The Otto und Edith Mühlschlegel Stiftung and Hans-Walz-Stiftung are dependent foundations within the Robert Bosch Stiftung. They focus on specific issues like the challenges of aging, and naturopathy. The DVA-Stiftung supports the foundation's activities in the field of German-French relations.
DVA-Stiftung promotes the intensification of German-French dialog in the humanities and social sciences, as well as in literature and theater. This focus stems back to Robert Bosch, who strove to achieve reconciliation and friendship between Germany and France in the wake of the experiences of the First World War. DVA-Stiftung was founded in 1980 on the basis of funds provided by Robert Bosch GmbH in Stuttgart. It became a dependent foundation within the Robert Bosch Stiftung in 2007.
The work of DVA-Stiftung focuses on two areas of support: fostering translation on the one hand and academic dialog on the other. It offers support in the form of carefully selected cooperation projects which are publicly tendered. Other than that, the foundation does not grant any individual scholarships, printing cost subsidies, or translators’ fees.
Otto und Edith Mühlschlegel Stiftung
Since 2002, the Robert Bosch Stiftung has administered the funds of the dependent Otto and Edith Mühlschlegel Stiftung in the context of its statutory purpose of promoting health care. The funds are used to examine topics related to old age and enable people to manage this period of their lives in a positive way.
In memory of the entrepreneur Otto Mühlschlegel (1898-1995), the Otto Mühlschlegel Prize is advertised biannually by the Robert Bosch Stiftung.
In accordance with the mandate from Robert Bosch, since its founding the foundation has viewed itself as having a duty to conduct research on natural treatments, particularly homeopathy. This research is financed from income earned on fund assets held by the Hans-Walz-Stiftung as well as from Robert Bosch Stiftung funds.
The quality and credibility of scientific studies are of crucial importance in the current debate about the effectiveness of complementary medicine and alternative therapies. This is why a summer school dedicated to the research methods used in complementary medicine was launched in 2007 in cooperation with the Charité university hospital in Berlin and the Technische Universität München (TUM - technical university of Munich) and was offered annually until 2011. Beginning in 2012, the International Society for Complementary Medicine Research has taken over its operation.

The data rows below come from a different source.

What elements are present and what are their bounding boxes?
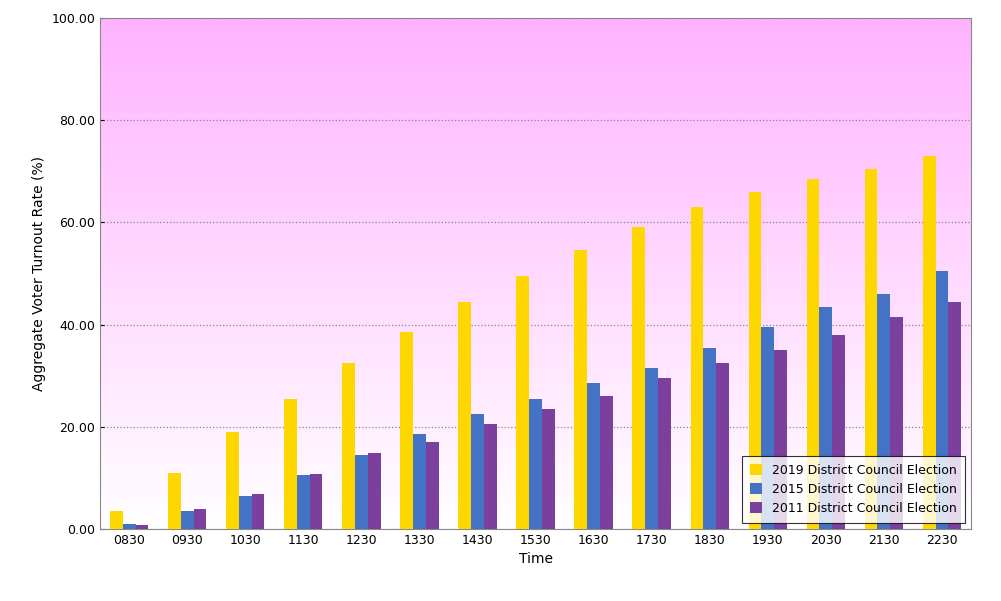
Bar [762,327,774,529]
Bar [425,442,438,529]
Bar [110,511,123,529]
Bar [633,227,646,529]
Bar [948,302,961,529]
Bar [530,398,542,529]
Bar [517,276,530,529]
Bar [181,511,193,529]
Bar [923,156,936,529]
Bar [878,294,890,529]
Bar [309,474,322,529]
Legend: 2019 District Council Election, 2015 District Council Election, 2011 District Co: 2019 District Council Election, 2015 Dis… [743,456,965,523]
Bar [471,414,483,529]
Bar [168,472,181,529]
Bar [355,455,367,529]
Bar [284,398,297,529]
Bar [691,207,704,529]
Y-axis label: Aggregate Voter Turnout Rate (%): Aggregate Voter Turnout Rate (%) [32,156,46,391]
Bar [865,169,878,529]
Bar [820,307,832,529]
Bar [458,302,471,529]
Bar [542,409,555,529]
Bar [251,494,264,529]
Bar [483,424,496,529]
Bar [123,523,135,529]
Bar [600,396,613,529]
Bar [588,383,600,529]
Bar [646,368,658,529]
Bar [367,453,380,529]
Bar [226,432,239,529]
Bar [413,435,425,529]
Bar [193,510,206,529]
Bar [297,475,309,529]
Bar [239,496,251,529]
Bar [716,363,729,529]
Bar [575,251,588,529]
Bar [658,378,671,529]
Bar [400,332,413,529]
Bar [342,363,355,529]
Bar [749,192,762,529]
Bar [704,347,716,529]
Bar [807,179,820,529]
Bar [832,335,845,529]
Bar [135,525,148,529]
Bar [890,317,903,529]
Bar [774,350,787,529]
X-axis label: Time: Time [519,552,553,566]
Bar [936,271,948,529]
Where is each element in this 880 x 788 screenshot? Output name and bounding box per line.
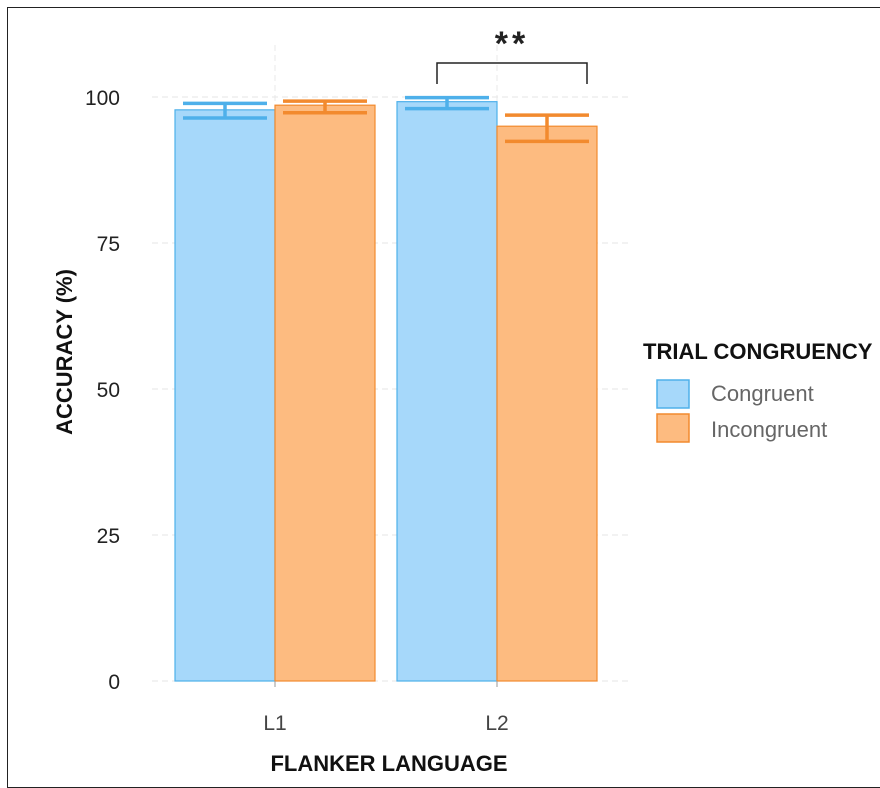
y-tick-labels: 0 25 50 75 100 [85,87,120,694]
legend-title: TRIAL CONGRUENCY [643,339,873,364]
significance-stars: ** [495,25,529,63]
legend-swatch-incongruent [656,413,690,443]
error-bars [183,95,589,144]
legend: TRIAL CONGRUENCY Congruent Incongruent [643,339,873,443]
y-tick-label: 75 [97,233,120,256]
bars [174,101,598,682]
bar-incongruent-l1 [274,104,376,682]
significance-bracket [436,62,588,84]
x-tick-label: L1 [263,712,286,735]
error-bar-congruent-l1 [183,101,267,120]
bar-incongruent-l2 [496,125,598,682]
y-tick-label: 100 [85,87,120,110]
x-tick-label: L2 [485,712,508,735]
x-axis-title: FLANKER LANGUAGE [270,751,507,776]
y-tick-label: 0 [108,671,120,694]
bar-congruent-l2 [396,101,498,682]
error-bar-incongruent-l1 [283,99,367,115]
x-tick-labels: L1 L2 [263,681,509,735]
y-tick-label: 25 [97,525,120,548]
legend-label-congruent: Congruent [711,381,814,406]
y-axis-title: ACCURACY (%) [52,269,77,435]
legend-swatch-congruent [656,379,690,409]
bar-congruent-l1 [174,109,276,682]
error-bar-incongruent-l2 [505,113,589,144]
y-tick-label: 50 [97,379,120,402]
error-bar-congruent-l2 [405,95,489,111]
legend-label-incongruent: Incongruent [711,417,827,442]
significance-annotation: ** [436,25,588,84]
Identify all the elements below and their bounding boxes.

We support scientific work related to the history of homeopathy through the Hans Walz Scholarship, which allows scientists from around the world to come to Stuttgart to conduct research at the Robert Bosch Stiftung’s Institute for the History of Medicine (IGM). Every two years, the institute awards the Hans Walz Research Prize for research on the history of homeopathy. The prize was awarded most recently in 2017 to Dr. Alice Kuzniar for her work „The Birth of Homeopathy out of the Spirit of Romanticism".